Around the world, economic losses due to hurricanes continue for decades after disastrous storms strike, and the losses are not alleviated by spending on reconstruction and may climb with storms that are intensified by climate change. These are among the key findings of a new study co-authored by a UC Berkeley, economist and public policy professor.
The study debunks the popularly held belief that environmental disasters disrupt business only for a few months, or at most for a couple of years, and have no long-term effects.
“Long after we forget about a storm, it continues to affect us. We are poorer today because we were hit by Andrew and Katrina years ago, and we’ll be feeling the effect of Sandy for decades,” said Solomon Hsiang, an assistant professor at Berkeley’s Goldman School of Public Policy.
He and study co-author Amir Jina, a visiting researcher at Berkeley this year and a doctoral student at Columbia University, lay out their findings in “The Causal Effect of Environmental Catastrophe on Long-Run Economic Growth: Evidence From 6,700 Cyclones,” a study released today (Monday, Aug. 4) by the National Bureau of Economic Research (NBER).
It’s not politics vs. environment
“We absolutely think political institutions and public policy matter for economic performance,” said Jina, “but what our results show is that the environment also matters, and in a big way.”
Cyclones affect 35 percent of the world’s population living in 102 countries. Europe is hardly ever hit by hurricanes, but coastal countries in North America, East Asia and Oceania are struck with much more frequency.
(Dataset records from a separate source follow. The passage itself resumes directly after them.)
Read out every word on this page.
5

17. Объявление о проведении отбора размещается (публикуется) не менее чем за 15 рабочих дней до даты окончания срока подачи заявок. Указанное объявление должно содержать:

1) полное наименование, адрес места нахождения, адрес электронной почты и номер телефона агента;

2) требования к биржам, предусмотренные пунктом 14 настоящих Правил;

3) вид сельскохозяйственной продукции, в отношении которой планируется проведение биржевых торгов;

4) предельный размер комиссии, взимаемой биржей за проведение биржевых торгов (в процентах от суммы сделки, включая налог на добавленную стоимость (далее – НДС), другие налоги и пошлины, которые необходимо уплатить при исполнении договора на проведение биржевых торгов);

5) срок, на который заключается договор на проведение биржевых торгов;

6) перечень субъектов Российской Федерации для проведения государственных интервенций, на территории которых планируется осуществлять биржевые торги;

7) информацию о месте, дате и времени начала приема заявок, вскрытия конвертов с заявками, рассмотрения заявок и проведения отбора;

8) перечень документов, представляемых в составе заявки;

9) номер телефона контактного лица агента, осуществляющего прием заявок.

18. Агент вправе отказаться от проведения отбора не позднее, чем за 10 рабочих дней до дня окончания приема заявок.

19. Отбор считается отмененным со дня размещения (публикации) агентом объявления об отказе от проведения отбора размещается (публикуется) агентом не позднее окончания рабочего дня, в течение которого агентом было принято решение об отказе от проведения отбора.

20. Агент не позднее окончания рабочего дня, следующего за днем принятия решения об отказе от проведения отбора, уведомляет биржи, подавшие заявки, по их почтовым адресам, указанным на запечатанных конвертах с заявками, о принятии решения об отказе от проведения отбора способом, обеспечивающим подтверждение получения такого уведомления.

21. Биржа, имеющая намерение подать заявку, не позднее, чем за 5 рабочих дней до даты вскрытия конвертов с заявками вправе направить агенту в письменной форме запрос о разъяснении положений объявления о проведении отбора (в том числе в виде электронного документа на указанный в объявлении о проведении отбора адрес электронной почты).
And when a cyclone does hit, in a single day it can undo years of economic development, according to the new study, which found that the type of cyclone that comes along every 10 years reduces per capita incomes by 7.4 percent two decades later. This is akin to rewinding an economy 3.7 years.
In total, Hsiang and Jina estimate that the thousands of storm strikes around the world over the last 60 years slowed the annual growth rate of the global gross domestic product (GDP) by about 1.3 percent. The researchers found that after a cyclone strikes, a country’s economic growth slows a little bit each of the next 15 years before stabilizing. This causes countries to be poorer for decades, in comparison to if the storm never struck.
One of the most important findings in the study is the long-lasting effect of hurricanes.
“This result reshapes our understanding of disaster’s human impact from a short-lived period of destruction and recovery to a multi-decade alteration of a country’s future,” said Jina. “This means that we need to rethink disaster policy – focusing much more on the long-term.”
The researchers also suggest that governments might invest more in adaptive, protective technologies that will minimize economic and other disruptions caused by a cyclone.
Wealth of nations
Meanwhile, climate change is predicted to change the frequency and intensity of tropical cyclones, making the economic costs even larger over the rest of the 21st century. Some of the researchers’ estimates of monetary damages include the following losses:
- In the United States, 6 percent of current GDP, or $860 billion
- In China, 13 percent of current GDP, or $1.4 trillion
- In Mexico, 17 percent of current GDP, or $260 billion
- In South Korea, 73 percent of current GDP, or $1 trillion
- In the Philippines, 83 percent of current GDP, or $300 billion
- Worldwide, $9.7 trillion
Both Hsiang and Jina were co-authors of the American Climate Prospectus, a detailed analysis of the economic costs of climate change that generated worldwide headlines when it was released last month.
Hsiang and Jina said their study led them to reject three common theories about environmental disasters like cyclones: the “creative destruction” idea that disasters temporarily stimulate economies due to increased demand for goods and services as people replace what’s been lost and get international aid; that people “build back better” and boost economic performance through vigorous reconstruction; and the “full recovery” idea that economic performance declines initially, but rebounds. They suggest insurance and borrowing money just change when populations pay for losses, but they don’t cause the losses to disappear. Rich countries and poor countries seem to behave the same way when struck by a cyclone.
“Because the economy doesn’t bounce back after a disaster, we are left living with the consequences of our actions today for a generation,” said Hsiang. “That means there are huge gains to implementing smart policies now.”
A comprehensive global history
The researchers’ work, which represents the first comprehensive history of global hurricane exposure, analyzed the economic impact of cyclones in painstaking detail.
The two amassed data with all countries’ exposure to cyclones based on ground-, ship- and satellite-based meteorological observations, and they used a physical model to recreate the wind intensity at every point on the planet’s surface for nearly 7,000 cyclones since 1950. Next, this huge amount of data was combined with economic datasets for statistical analysis.
The researchers were able to compare each country’s economic performance just before the cyclone and its performance right afterward, as well as the gradual, long-term economic impacts that previously could not be seen with smaller datasets.
“This is an example of big data teaching us about the world and helping us design better global policies,” said Hsiang.
“If you’re one of the countries that gets hit over and over again, like the Philippines or Haiti, you have to grow your economy fast just to stay in place,” Hsiang said. “For these countries, growing an economy is like building a sandcastle at the beach. You add to it bit by bit, but if your castle is hit by a wave, you can lose a lot in a flash. You keep building, but each wave sets you back.”